Pour Benjamin Netanyahu, l’acceptation de son pays à l’OCDE ouvre de nouvelles sources de capital pour Israël, qui passe du statut d’économie émergente au statut d’économie développée. En 2009, le PIB israélien par habitant est évalué à 28 400 dollars par personne, le classant au 22e rang des 31 pays membres de l’OCDE. Il se situe derrière l’Italie, mais devant le Mexique, le Portugal ou encore la Corée du Sud. Le prochain objectif d’Israël est de faire partie du « top 15 » d’ici les dix prochaines années.

Il faut dire que les chiffres sont encourageants. Selon la Banque centrale Israélienne, le PIB a augmenté en 2009 de 0,7%, le situant largement au dessus de la moyenne de l’OCDE qui affiche une récession de 3,3%. Par ailleurs, l’OCDE prévoit pour Israël une croissance proche des 4% pour 2010. Selon le gouverneur de la Banque Stanley Fisher, Israël a su se protéger de la crise financière mondiale grâce à « son système bancaire conservateur et étroitement contrôlé».

Les progrès qu’Israël a su mener ne doivent pas cacher pour autant ses difficultés.
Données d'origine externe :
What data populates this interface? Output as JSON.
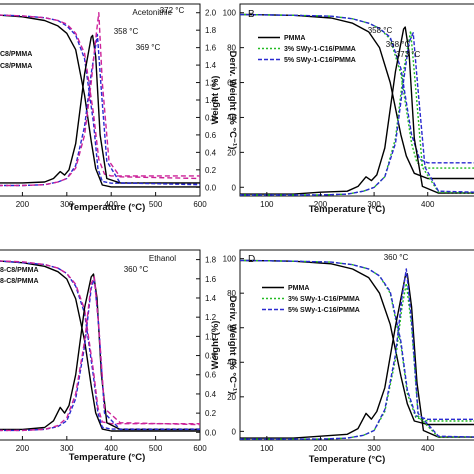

Selon les normes de l’OCDE, 20% de la population vit encore en dessous du seuil de pauvreté et le chômage y est très élevé. 40% des Israéliens en âge de travailler sont sans emploi, alors qu’ils sont 33% dans les pays de l’OCDE. L’adhésion au club des économies les plus développées offre à Israël l’opportunité de développer son savoir faire dans les domaines scientifiques et technologiques.

Après avoir appris la nouvelle de l’adhésion d’Israël à l’OCDE, les Palestiniens ont vivement protesté. Le ministre palestinien des affaires étrangères Riyad al-Malki a déclaré qu’il regrettait l’adhésion à l’OCDE d’« un Etat occupant violant quotidiennement les droits de l’Homme et le droit international ».